Op het balkon van de redactieruimte groeien in een bak met bamboe rare planten. Ik zag ze nooit eerder. Mensen die de redactie bezoeken rennen er gelijk heen om die vermeende vreemdsoortigen uit de bak te rukken. Onkruid, roepen ze. Nee, niet doen, zeg ik ze. Laten staan die planten. Het zijn mijn vrienden. Wispelturig en krachtig. Eigenzinnig ook. Tegen de stroom in. Vreemde kostgangers, daar hou ik van. Ze staan niemand in de weg.
Elke dag kijk ik hoe ze zich ontwikkelen. Ze doen zo hun best om mij te plezieren.
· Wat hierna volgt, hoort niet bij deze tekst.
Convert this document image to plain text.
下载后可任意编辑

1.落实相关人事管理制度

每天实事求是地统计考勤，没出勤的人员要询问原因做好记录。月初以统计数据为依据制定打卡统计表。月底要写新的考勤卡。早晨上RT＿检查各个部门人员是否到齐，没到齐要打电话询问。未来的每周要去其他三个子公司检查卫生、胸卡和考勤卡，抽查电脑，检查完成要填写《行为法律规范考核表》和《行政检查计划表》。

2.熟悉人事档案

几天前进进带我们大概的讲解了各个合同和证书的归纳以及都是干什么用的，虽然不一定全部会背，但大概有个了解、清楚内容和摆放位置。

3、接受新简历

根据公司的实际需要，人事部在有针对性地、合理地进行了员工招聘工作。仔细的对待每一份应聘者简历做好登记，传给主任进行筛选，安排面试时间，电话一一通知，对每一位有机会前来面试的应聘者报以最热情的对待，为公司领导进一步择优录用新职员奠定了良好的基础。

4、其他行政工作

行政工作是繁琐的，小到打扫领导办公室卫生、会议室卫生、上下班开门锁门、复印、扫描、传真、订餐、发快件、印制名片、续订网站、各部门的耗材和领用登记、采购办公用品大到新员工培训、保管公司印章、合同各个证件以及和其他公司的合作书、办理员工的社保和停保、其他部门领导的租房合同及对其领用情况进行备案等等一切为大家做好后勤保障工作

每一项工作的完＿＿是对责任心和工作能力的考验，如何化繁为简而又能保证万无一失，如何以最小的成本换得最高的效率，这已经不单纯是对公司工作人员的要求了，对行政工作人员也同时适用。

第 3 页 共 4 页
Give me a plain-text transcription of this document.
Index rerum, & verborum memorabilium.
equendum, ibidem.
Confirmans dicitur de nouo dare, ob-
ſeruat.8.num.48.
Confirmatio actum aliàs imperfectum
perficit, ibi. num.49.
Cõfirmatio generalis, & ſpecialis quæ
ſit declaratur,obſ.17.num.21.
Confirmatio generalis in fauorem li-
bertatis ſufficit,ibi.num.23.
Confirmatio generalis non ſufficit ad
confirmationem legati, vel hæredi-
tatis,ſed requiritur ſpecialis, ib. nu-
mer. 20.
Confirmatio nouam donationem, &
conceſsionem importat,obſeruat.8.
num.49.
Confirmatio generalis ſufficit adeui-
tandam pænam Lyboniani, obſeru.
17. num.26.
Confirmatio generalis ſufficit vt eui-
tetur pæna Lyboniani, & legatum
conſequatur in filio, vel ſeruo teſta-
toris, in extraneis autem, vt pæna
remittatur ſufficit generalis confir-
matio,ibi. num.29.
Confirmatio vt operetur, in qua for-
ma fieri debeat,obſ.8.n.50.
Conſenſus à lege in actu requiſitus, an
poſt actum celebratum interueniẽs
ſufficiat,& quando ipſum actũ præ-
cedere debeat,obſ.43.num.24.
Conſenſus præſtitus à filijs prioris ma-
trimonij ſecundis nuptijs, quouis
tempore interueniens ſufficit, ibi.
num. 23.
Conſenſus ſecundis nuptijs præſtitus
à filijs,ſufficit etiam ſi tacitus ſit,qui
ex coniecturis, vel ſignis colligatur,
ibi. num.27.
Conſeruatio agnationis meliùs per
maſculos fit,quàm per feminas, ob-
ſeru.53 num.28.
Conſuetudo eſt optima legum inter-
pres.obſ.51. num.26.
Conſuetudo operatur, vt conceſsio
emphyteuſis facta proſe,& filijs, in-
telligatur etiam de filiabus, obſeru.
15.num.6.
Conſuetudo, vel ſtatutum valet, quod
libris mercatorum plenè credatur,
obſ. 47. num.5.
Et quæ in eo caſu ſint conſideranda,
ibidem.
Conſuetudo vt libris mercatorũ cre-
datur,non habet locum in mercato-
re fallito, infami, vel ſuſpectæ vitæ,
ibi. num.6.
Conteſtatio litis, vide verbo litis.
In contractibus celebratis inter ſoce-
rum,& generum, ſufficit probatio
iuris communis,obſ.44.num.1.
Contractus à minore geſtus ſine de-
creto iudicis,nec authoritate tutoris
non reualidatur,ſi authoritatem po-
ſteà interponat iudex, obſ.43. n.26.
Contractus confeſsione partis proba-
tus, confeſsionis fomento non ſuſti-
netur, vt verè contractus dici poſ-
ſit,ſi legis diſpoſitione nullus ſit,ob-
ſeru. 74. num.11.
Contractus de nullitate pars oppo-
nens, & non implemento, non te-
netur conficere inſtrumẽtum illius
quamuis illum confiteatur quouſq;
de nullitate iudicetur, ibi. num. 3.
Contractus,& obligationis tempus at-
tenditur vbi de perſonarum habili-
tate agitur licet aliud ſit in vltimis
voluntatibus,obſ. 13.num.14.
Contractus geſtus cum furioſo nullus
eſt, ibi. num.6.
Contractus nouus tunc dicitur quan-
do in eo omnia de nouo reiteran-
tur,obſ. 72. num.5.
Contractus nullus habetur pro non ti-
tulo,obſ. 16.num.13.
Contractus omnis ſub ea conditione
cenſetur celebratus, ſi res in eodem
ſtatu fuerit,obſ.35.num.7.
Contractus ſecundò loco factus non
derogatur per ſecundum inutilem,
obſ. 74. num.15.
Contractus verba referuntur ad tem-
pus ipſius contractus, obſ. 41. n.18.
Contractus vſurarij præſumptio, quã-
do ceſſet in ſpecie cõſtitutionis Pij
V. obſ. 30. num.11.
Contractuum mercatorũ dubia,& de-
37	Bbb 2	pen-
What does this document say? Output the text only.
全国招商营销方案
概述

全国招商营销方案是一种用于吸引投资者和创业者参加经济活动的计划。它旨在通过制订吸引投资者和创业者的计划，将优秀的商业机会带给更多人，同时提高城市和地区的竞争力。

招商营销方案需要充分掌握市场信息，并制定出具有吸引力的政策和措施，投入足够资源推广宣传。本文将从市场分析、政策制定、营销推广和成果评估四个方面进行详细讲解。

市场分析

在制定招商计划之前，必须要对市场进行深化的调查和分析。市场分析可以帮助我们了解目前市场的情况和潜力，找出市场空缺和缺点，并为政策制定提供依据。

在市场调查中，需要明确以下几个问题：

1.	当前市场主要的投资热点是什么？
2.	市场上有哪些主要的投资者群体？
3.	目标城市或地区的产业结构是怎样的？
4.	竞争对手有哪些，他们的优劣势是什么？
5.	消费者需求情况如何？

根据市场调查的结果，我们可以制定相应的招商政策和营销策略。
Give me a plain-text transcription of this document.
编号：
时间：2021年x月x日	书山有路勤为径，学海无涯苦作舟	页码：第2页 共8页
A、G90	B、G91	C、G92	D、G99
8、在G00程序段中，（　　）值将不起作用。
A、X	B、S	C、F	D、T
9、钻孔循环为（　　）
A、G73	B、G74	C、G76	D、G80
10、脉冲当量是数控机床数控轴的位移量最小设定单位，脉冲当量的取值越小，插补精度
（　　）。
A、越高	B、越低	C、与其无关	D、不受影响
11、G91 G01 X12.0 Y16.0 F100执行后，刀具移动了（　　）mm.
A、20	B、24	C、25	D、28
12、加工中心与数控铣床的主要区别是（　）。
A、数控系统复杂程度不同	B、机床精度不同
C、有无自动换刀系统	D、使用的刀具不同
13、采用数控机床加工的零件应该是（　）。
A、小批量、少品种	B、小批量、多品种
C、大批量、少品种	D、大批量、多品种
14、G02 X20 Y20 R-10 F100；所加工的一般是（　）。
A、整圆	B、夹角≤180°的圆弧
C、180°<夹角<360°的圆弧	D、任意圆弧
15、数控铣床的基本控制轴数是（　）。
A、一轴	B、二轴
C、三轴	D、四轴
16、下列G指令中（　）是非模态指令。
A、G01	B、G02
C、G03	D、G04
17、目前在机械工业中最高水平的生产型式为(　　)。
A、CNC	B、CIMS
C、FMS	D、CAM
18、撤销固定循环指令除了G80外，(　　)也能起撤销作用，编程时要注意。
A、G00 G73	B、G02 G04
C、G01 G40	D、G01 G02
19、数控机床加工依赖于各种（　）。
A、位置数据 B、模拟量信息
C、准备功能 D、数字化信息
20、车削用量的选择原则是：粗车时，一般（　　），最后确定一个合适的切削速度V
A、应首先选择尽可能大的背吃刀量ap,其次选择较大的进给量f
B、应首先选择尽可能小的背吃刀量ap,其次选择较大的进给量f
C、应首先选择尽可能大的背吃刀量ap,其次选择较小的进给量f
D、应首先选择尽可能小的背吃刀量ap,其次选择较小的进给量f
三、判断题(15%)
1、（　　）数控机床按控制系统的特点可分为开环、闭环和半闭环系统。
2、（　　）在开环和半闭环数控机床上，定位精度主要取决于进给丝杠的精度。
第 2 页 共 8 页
Eentje laat een groen slingertje zakken en is op weg naar het beton. Van de andere worden de bladeren steeds groter. En nog een is aan het knokken met de bamboe, wil ruimte hebben. Die bamboe wint, dat weet ik zeker. Heeft een groot ego, is sterk. Maar je weet het nooit.
Onkruid, roepen de bezoekers. Volgens Wikimedia is onkruid een op een bepaalde plaats ongewenste plant. Deze planten kunnen wild of verwilderd zijn. In principe kan elke plantensoort een onkruid zijn. Maar sommige soorten worden vaker onkruid genoemd dan andere. Dat komt doordat deze soorten pioniersplanten zijn, wat betekent dat ze zich thuis voelen op een bodem die open ligt of bewerkt wordt.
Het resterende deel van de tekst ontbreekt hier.